Dr. James Huff, assistant professor of engineering, and Dr. Jeremiah Sullins, assistant professor of psychology, as well as colleagues at the University of Georgia, received a grant from the National Science Foundation to pursue a project they’ve titled “Inclusion, exclusion, and socialization in engineering programs – Investigating key affective socio-psychological mechanisms in professional formation.”
“Students, beyond just engineering, have powerful experiences that are colored by their emotions,” Huff said.
The lead investigator of the project, Huff said the study focuses on how engineering students experience shame and how engineering degree programs create moments in which students may experience shame.
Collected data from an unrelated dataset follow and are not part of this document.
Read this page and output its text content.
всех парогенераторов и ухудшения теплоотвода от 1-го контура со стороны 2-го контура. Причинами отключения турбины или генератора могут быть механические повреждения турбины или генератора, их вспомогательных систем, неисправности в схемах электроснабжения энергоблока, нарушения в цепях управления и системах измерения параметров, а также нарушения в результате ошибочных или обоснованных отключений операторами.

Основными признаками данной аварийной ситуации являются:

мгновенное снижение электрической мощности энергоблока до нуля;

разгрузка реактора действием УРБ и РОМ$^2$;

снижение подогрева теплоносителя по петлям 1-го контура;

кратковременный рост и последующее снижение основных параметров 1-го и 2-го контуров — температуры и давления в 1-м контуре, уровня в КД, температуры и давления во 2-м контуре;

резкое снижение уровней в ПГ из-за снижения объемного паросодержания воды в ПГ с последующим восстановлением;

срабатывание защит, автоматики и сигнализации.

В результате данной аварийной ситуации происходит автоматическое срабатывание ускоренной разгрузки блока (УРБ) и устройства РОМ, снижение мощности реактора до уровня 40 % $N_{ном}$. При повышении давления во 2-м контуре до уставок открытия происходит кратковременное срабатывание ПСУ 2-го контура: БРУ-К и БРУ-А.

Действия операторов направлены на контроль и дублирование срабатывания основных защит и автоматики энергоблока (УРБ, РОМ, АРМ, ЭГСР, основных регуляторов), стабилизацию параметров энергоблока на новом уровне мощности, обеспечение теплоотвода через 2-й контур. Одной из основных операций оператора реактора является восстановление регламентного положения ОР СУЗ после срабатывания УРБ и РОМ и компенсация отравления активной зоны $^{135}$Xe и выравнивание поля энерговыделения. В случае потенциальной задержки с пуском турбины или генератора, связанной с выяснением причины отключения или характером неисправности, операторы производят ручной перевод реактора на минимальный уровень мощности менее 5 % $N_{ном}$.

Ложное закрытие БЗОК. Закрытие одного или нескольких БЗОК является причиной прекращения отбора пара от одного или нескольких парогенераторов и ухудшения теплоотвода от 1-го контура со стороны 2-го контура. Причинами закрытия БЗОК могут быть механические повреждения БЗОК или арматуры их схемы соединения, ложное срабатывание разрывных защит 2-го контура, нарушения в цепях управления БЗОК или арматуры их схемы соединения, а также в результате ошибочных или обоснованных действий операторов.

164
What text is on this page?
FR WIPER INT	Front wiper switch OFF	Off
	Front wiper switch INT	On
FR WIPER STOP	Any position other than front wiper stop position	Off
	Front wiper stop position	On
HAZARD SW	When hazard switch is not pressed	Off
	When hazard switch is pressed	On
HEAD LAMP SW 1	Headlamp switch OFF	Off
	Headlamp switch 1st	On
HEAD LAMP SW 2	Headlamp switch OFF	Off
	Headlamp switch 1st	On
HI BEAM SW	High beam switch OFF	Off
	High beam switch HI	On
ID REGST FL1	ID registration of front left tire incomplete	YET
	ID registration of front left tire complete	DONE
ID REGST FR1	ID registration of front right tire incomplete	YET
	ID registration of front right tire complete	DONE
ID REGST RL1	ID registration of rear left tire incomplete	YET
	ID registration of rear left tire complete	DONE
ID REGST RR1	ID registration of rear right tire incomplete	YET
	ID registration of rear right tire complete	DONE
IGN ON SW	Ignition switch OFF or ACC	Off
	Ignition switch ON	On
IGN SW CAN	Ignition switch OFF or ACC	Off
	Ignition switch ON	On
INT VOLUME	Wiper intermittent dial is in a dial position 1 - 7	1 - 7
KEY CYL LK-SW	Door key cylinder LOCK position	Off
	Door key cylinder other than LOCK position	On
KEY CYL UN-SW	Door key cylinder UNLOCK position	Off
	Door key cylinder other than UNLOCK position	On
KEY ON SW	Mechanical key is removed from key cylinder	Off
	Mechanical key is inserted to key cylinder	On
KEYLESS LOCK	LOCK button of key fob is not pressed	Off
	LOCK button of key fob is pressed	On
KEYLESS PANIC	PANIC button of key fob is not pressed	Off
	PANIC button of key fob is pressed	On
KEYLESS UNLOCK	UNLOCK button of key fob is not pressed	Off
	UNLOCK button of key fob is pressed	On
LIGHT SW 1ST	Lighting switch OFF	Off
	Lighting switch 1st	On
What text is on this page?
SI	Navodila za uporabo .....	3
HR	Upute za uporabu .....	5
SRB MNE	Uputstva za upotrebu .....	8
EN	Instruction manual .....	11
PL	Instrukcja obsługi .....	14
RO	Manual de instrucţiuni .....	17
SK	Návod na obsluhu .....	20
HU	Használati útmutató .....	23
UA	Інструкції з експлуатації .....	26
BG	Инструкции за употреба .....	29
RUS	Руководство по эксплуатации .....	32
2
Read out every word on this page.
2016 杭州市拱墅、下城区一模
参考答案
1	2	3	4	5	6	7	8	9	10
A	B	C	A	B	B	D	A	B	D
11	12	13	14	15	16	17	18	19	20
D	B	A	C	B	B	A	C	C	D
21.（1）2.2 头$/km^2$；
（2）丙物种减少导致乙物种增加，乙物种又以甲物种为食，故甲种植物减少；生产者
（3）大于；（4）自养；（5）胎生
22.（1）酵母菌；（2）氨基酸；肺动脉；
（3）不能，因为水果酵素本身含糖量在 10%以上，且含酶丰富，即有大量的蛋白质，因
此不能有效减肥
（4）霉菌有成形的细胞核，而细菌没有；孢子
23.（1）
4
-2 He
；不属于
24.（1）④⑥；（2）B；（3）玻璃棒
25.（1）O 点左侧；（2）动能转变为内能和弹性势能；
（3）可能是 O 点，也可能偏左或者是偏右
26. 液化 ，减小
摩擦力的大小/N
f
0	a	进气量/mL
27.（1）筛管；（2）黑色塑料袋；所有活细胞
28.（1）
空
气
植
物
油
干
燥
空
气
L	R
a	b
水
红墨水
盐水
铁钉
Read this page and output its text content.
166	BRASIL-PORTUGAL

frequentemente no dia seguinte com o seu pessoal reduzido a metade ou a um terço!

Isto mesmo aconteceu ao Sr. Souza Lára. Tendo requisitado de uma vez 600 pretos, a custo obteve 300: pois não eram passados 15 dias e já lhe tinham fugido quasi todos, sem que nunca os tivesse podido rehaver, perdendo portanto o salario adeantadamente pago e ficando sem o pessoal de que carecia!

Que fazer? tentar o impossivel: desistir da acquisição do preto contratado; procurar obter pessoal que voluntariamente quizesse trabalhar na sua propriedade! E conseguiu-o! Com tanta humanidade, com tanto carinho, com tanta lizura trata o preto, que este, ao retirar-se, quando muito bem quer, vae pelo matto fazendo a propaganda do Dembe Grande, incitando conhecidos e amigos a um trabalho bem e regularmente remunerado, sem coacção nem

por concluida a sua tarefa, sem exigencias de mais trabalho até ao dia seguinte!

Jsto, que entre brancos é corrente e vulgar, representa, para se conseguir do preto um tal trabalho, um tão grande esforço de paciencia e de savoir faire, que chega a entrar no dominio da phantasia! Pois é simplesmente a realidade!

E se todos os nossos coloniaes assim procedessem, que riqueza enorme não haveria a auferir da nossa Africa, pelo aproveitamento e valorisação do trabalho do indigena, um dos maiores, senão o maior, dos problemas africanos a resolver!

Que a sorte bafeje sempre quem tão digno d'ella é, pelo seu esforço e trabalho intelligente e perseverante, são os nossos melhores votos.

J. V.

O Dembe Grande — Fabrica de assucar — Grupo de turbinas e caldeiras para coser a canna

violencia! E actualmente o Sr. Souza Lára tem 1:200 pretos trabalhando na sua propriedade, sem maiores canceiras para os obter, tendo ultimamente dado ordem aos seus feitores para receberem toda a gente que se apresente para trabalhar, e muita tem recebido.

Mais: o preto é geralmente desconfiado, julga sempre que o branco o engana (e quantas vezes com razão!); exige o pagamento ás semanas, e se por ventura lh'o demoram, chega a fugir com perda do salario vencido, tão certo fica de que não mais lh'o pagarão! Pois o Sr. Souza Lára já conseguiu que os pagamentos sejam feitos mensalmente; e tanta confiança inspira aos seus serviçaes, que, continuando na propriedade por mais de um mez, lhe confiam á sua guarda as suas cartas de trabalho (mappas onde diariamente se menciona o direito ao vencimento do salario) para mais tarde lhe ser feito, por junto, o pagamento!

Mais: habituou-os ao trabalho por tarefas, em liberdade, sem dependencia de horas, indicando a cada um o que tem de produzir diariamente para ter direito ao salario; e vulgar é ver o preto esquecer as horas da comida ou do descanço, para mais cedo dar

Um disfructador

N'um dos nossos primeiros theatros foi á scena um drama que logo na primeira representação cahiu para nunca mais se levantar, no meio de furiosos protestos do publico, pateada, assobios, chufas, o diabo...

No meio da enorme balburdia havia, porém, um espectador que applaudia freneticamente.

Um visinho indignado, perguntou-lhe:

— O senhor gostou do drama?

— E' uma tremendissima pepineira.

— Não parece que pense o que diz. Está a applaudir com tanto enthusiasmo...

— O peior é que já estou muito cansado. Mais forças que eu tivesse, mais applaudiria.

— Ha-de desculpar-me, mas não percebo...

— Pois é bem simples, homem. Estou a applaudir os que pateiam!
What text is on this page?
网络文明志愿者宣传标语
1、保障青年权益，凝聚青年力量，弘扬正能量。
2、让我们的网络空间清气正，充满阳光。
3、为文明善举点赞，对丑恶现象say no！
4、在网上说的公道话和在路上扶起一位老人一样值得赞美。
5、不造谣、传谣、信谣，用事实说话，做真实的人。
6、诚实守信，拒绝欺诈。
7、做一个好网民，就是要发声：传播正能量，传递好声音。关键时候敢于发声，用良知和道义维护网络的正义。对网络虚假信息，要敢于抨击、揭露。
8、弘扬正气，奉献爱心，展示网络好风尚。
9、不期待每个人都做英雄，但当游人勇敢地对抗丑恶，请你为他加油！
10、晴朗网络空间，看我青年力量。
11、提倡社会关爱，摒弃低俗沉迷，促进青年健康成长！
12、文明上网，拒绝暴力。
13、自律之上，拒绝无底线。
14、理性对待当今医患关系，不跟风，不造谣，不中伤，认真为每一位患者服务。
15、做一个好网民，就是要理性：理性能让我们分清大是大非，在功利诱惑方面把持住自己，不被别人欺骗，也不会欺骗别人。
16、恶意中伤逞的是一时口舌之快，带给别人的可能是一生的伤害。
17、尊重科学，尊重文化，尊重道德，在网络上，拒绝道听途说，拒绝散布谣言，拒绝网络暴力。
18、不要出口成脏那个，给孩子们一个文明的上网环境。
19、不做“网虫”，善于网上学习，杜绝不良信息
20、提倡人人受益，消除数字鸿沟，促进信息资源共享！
The study has two primary parts: in-depth interviews with students and an ethnographic analysis of student focus groups at both a private and public university.
“Engineering is a profession that has historically been dominated by representation of white men where many (including some white men) feel that they are not meeting others’ expectations of being an engineer,” Huff said. “If a number of students are processing shame in an unhealthy way, it can create an environment that mangifies social expectations of a certain profession at the expense of students’ overall well-being.”
This is the first major research collaboration project for Huff and Sullins. It is also a major opportunity for Harding, as a university, to make its way into the research field.
“The Christian faith that characterizes our institutional culture allows us to easily collaborate across proper disciplinary and ask bold questions that are not easy to answer, such as our investigation on shame,” Huff said.
Sullins and a team of undergraduate students are conducting another study researching shame from an academic viewpoint in the Center for Cognitive Studies.
“We basically are looking at the role of academic shame and how that impacts learning in a classroom,” Sullins said.
Academic shame, Sullins said, involves failure that a student may feel because of their performance in an academic setting. If a student does poorly on a test, they may perceive that as a failure. Sullins added that shame is a self-conscious belief that corresponds with negative feelings about oneself, as opposed to guilt, which is associated with negative feelings about one’s actions.
Senior Rebecca Denton is one of six undergraduate students working on the study with Sullins. Denton’s main role is data collection, data coding and data entry. Students from different classrooms are also being asked to participate in the study.
“We’re doing more quantitative research,” Denton said. “We’re evaluating data from participants for different aspects that go into shame.”
Through the study, Sullins and Denton said they hope to see the impact of shame on learning and to provide a way for students and teachers to handle failure in a healthy way.
“We are wanting to take what we learned from our studies and develop a shame resilience intervention,” Sullins said. “Ultimately, something that can be packaged and delivered by an administrator or teacher at the beginning of a school year that would keep a student from experiencing shame after a perceived failure.”